Within hours, the pain travels to your lower right-hand side, where the appendix is usually located, and becomes constant and severe.
Pressing on this area, coughing or walking, may all make the pain worse.
If you have appendicitis, you may also have other symptoms, including:
- feeling sick (nausea)
- being sick
- loss of appetite
- a high temperature (fever) and a flushed face
When to get medical help
If you're experiencing abdominal pain that's gradually getting worse, contact your GP or local out-of-hours service immediately.

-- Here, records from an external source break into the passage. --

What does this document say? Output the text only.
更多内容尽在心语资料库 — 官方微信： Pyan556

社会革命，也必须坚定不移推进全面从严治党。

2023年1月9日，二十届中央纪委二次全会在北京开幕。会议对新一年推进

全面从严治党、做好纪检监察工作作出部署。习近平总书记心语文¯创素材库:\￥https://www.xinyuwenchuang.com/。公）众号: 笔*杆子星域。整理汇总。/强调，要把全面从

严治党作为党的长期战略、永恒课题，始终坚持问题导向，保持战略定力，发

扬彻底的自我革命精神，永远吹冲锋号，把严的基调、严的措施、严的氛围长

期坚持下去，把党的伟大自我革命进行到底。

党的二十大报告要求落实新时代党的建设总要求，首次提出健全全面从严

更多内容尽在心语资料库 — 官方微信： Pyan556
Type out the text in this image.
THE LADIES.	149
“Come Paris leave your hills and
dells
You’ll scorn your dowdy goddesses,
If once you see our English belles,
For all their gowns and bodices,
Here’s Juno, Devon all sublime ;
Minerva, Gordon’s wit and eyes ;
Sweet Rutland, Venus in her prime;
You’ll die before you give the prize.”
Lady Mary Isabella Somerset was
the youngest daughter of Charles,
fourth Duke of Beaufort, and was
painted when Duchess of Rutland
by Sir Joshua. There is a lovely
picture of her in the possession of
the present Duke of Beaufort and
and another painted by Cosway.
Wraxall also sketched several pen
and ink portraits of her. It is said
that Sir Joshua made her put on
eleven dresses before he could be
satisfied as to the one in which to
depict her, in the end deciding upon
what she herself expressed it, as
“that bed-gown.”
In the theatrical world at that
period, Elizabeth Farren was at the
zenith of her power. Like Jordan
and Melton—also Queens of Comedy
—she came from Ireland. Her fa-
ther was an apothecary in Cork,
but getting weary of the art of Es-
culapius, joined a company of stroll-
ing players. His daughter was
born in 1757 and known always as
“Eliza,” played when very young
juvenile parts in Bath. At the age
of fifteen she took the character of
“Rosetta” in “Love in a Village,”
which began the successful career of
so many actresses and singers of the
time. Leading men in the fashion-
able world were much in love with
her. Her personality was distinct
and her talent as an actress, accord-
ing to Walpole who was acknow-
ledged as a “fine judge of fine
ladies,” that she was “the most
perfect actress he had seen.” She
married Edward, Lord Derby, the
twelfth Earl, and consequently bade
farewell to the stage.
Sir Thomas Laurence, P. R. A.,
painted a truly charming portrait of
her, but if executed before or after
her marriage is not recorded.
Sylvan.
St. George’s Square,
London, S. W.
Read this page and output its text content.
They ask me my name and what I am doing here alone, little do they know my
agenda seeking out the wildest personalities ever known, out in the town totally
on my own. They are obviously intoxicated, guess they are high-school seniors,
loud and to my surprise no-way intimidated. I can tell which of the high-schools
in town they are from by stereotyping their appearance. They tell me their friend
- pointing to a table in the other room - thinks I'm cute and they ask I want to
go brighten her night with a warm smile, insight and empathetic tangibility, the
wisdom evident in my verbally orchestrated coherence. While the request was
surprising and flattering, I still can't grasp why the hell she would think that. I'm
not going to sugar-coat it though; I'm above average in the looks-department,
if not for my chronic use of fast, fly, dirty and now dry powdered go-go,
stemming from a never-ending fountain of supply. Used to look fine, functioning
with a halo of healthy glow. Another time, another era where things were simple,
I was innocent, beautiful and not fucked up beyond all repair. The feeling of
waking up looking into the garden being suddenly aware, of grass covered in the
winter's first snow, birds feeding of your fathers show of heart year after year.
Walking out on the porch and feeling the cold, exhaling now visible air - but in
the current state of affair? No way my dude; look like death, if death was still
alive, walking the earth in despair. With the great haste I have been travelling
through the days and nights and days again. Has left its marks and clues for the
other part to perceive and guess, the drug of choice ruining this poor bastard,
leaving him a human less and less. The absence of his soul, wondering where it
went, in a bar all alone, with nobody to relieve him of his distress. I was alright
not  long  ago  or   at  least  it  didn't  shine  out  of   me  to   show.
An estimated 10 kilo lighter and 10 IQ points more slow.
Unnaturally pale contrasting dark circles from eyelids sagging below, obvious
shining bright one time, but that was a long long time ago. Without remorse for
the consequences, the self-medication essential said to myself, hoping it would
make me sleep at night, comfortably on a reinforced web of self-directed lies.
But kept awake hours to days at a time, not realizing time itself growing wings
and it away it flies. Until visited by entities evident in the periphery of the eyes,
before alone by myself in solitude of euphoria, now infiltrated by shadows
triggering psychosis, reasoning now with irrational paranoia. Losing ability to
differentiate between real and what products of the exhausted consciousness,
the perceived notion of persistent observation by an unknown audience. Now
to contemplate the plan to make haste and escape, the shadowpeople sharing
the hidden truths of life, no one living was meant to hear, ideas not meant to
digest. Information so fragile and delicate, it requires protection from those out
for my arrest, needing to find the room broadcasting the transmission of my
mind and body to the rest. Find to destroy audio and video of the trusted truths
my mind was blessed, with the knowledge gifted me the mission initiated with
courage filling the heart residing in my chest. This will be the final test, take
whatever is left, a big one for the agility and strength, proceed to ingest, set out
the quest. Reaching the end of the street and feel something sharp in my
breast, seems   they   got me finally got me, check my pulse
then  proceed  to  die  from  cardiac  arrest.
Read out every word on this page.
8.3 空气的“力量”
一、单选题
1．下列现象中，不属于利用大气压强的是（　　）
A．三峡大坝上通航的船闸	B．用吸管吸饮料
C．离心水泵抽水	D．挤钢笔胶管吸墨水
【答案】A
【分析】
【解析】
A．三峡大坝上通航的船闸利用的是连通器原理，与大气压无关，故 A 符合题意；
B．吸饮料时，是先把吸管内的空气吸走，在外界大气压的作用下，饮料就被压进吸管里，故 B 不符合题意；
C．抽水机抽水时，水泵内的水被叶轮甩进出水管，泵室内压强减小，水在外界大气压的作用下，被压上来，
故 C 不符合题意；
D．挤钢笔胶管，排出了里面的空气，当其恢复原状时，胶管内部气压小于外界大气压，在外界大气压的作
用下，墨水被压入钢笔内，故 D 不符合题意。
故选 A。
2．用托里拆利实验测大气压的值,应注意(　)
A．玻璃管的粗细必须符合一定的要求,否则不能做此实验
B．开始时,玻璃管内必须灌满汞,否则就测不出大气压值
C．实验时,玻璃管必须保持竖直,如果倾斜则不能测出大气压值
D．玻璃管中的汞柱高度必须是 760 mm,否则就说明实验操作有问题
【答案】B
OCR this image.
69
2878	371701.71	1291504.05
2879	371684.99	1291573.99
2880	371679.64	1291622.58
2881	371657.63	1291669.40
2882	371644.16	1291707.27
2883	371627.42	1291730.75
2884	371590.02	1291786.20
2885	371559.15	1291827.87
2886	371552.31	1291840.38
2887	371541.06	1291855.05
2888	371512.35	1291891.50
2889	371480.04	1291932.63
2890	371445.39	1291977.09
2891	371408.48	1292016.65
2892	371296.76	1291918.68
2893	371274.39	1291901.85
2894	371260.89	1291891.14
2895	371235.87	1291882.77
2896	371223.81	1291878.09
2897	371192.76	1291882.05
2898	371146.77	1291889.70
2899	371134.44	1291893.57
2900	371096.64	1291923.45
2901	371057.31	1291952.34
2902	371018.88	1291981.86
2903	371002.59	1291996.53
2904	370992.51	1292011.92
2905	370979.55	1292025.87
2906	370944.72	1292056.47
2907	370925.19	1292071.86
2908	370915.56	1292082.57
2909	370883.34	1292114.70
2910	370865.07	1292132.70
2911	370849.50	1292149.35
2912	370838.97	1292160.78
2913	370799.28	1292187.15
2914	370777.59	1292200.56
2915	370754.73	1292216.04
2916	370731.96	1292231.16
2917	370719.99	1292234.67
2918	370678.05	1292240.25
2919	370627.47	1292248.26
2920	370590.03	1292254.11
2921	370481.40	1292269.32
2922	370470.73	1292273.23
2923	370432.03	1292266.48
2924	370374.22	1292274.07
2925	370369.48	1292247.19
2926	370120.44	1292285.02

If these options aren't available, call NHS 111 for advice.
Appendicitis can easily be confused with something else, such as a gastroenteritis, severe irritable bowel syndrome (IBS), constipation, bladder or urine infections and occasionally Crohn's disease. In young women, these symptoms can sometimes have a gynaecological cause, such as an ectopic pregnancy or menstrual pain.
However, any condition that causes constant stomach pain requires urgent medical attention.
You should call 999 for an ambulance if you get a pain that suddenly becomes worse and spreads across your abdomen. These are signs that your appendix may have burst.
If the appendix bursts, it can cause peritonitis, a potentially serious infection of the inner lining of the abdomen.